Suara.com - Direktur Program Trend Asia, Ahmad Ashov Birry mengungkap soal alasannya dalam pembuatan kajian cepat tentang Ekonomi-Politik Penempatan Militer di Papua, kasus Intan Jaya. Isu tersebut menurut Ashov, begitu penting lantaran di Intan Jaya, Papua masih banyaknya pengerahan pasukan militer.
Pernyataan itu diungkapkan Ashov Birry saat dihadirkan sebagai saksi meringankan untuk terdakwa Haris Azhar dan Fatia Maulidyanty dalam sidang lanjutan kasus dugaan pencemaraan nama naik terhadap Menko Marves Luhut B Pandjaitan di Pengadilan Negeri Jakarta Timur, Senin (4/9).
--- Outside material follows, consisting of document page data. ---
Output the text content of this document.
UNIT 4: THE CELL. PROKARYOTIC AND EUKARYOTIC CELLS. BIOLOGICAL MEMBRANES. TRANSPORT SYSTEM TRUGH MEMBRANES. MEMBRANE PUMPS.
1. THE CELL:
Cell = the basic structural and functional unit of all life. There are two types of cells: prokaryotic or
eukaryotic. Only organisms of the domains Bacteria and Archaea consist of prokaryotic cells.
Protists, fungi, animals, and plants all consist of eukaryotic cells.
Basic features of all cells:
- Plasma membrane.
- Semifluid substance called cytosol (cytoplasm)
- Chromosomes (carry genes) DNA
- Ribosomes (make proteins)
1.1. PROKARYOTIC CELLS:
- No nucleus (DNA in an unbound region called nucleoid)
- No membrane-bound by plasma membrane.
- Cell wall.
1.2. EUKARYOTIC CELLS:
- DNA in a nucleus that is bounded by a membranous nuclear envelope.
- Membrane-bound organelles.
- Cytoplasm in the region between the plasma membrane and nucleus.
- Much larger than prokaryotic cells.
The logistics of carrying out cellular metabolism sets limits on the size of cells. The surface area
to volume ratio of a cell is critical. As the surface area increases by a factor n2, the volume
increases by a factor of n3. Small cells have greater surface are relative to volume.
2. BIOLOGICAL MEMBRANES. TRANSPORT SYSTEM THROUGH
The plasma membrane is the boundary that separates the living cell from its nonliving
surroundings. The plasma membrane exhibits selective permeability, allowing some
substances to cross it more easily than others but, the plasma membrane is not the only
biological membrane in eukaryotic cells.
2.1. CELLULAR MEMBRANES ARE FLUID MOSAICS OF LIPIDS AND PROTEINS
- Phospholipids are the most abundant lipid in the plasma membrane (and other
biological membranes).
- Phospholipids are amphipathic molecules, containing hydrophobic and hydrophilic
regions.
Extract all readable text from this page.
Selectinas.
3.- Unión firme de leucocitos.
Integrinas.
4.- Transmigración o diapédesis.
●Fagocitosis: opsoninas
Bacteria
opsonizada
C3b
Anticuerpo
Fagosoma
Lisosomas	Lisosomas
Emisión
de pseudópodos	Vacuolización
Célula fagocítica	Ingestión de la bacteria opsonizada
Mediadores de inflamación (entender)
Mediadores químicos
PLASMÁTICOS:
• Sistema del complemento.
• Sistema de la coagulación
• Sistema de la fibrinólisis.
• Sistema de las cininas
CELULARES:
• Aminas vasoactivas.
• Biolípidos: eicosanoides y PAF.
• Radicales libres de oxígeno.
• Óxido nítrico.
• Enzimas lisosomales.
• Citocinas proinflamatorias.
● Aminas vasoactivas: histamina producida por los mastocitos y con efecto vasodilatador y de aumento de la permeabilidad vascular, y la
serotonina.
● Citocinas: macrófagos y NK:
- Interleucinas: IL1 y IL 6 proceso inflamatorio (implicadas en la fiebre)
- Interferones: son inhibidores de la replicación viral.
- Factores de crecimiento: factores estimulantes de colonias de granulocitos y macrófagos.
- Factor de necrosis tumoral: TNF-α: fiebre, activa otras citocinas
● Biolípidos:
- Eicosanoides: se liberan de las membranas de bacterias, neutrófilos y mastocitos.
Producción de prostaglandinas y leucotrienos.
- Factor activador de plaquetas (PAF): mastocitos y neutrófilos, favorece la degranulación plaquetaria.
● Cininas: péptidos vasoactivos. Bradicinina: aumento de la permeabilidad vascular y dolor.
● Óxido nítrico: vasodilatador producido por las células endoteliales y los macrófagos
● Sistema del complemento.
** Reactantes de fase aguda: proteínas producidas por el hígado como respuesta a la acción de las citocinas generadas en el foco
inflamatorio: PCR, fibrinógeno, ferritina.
Menurutnya, tidak hanya pengerahan pasukan militer yang masif. Namun, lanjut Ashov, di Intan Jaya, juga marak industri ekstraktif, termasuk pertambangan, hutan tanaman industri (HTI), dan lainnya.
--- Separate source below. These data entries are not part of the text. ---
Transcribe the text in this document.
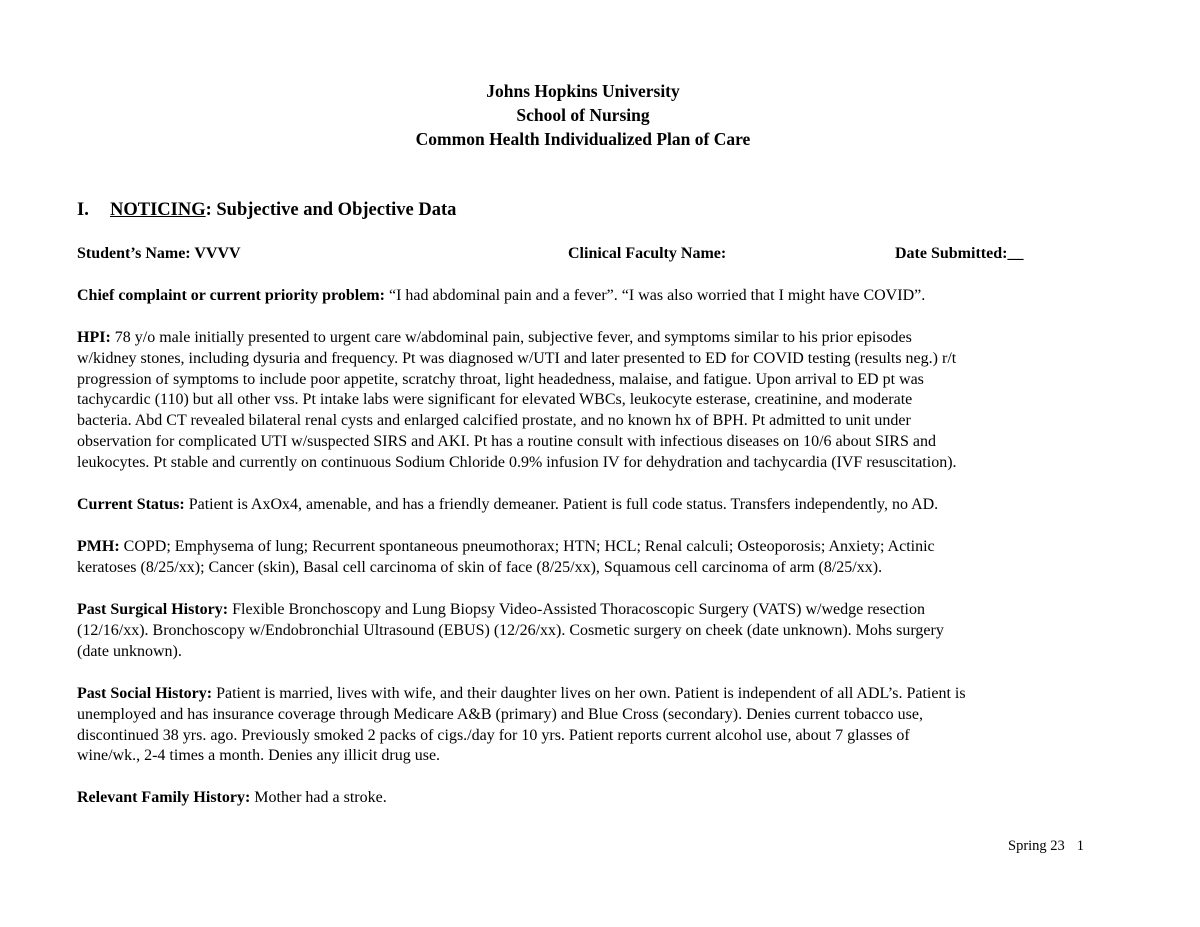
Johns Hopkins University
School of Nursing
Common Health Individualized Plan of Care
I. NOTICING: Subjective and Objective Data
Student’s Name: VVVV	Clinical Faculty Name:	Date Submitted:__
Chief complaint or current priority problem: “I had abdominal pain and a fever”. “I was also worried that I might have COVID”.
HPI: 78 y/o male initially presented to urgent care w/abdominal pain, subjective fever, and symptoms similar to his prior episodes
w/kidney stones, including dysuria and frequency. Pt was diagnosed w/UTI and later presented to ED for COVID testing (results neg.) r/t
progression of symptoms to include poor appetite, scratchy throat, light headedness, malaise, and fatigue. Upon arrival to ED pt was
tachycardic (110) but all other vss. Pt intake labs were significant for elevated WBCs, leukocyte esterase, creatinine, and moderate
bacteria. Abd CT revealed bilateral renal cysts and enlarged calcified prostate, and no known hx of BPH. Pt admitted to unit under
observation for complicated UTI w/suspected SIRS and AKI. Pt has a routine consult with infectious diseases on 10/6 about SIRS and
leukocytes. Pt stable and currently on continuous Sodium Chloride 0.9% infusion IV for dehydration and tachycardia (IVF resuscitation).
Current Status: Patient is AxOx4, amenable, and has a friendly demeaner. Patient is full code status. Transfers independently, no AD.
PMH: COPD; Emphysema of lung; Recurrent spontaneous pneumothorax; HTN; HCL; Renal calculi; Osteoporosis; Anxiety; Actinic
keratoses (8/25/xx); Cancer (skin), Basal cell carcinoma of skin of face (8/25/xx), Squamous cell carcinoma of arm (8/25/xx).
Past Surgical History: Flexible Bronchoscopy and Lung Biopsy Video-Assisted Thoracoscopic Surgery (VATS) w/wedge resection
(12/16/xx). Bronchoscopy w/Endobronchial Ultrasound (EBUS) (12/26/xx). Cosmetic surgery on cheek (date unknown). Mohs surgery
(date unknown).
Past Social History: Patient is married, lives with wife, and their daughter lives on her own. Patient is independent of all ADL’s. Patient is
unemployed and has insurance coverage through Medicare A&B (primary) and Blue Cross (secondary). Denies current tobacco use,
discontinued 38 yrs. ago. Previously smoked 2 packs of cigs./day for 10 yrs. Patient reports current alcohol use, about 7 glasses of
wine/wk., 2-4 times a month. Denies any illicit drug use.
Relevant Family History: Mother had a stroke.
Spring 23 1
"Kami tidak mau atau kami khawatirkan, yaitu diistimewakan perusahan-perusahan yang punya privelege dalam konteks pembuatan kebijakan," kata Ashov di sidang.
"Jadi jangan sampai kebijakan yang diambil hanya menguntungkan sedikit orang tapi tidak untuk publik, kan itu poinnya," imbuhnya.
Dalam kajian cepat ini, lanjut Ashov, pihaknya tidak mau wilayah Intan Jaya Papua disalahgunakan oleh orang-orang yang memiliki kekuasan terutama pejabat atau pernah menjabat di bidang militer.
Dari sekian nama para pejabar militer yang disebutkan dalan kajian cepat itu, Menteri Koordinator Kemaritiman dan Investasi (Menko Marves), Luhut Binsar Pandjaitan disebut salah satu orang yang bermain di dalamnya.
"Beliau adalah Menko Marves, kemudian dalam linimasa kajian cepat ini beliau pernah menjabat Plt Kementerian ESDM, yang bertumpuk linimasanya dengan kerjasama antara Toba Sejahtera dan TDM dalam konteks pengurusan CNC, yang adalah kewenangan Dirjen Minerba yang ada di kementerian ESDM," beber Ashov.
"Kemenko Marves ini mengoordinasi kementerian ESDM, KLHK dalam konteks pengurusan izin kehutanan," imbuhnya.
Baca Juga: Jokowi Tunjuk Luhut Pimpin Tim Penanganan Polusi Udara, Apa Tugasnya?
Atas hal tersebut, Ashov melihat adanya potensi permainan yang dilakukan oleh Luhut sebagai menteri dan pengusaha.
"Poinya adalah, harusnya tidak boleh begitu. Bagusnya penguasa tidak jadi pengusaha. Jadi tata kelola yang baik yang kita tuju," tutup Ashov.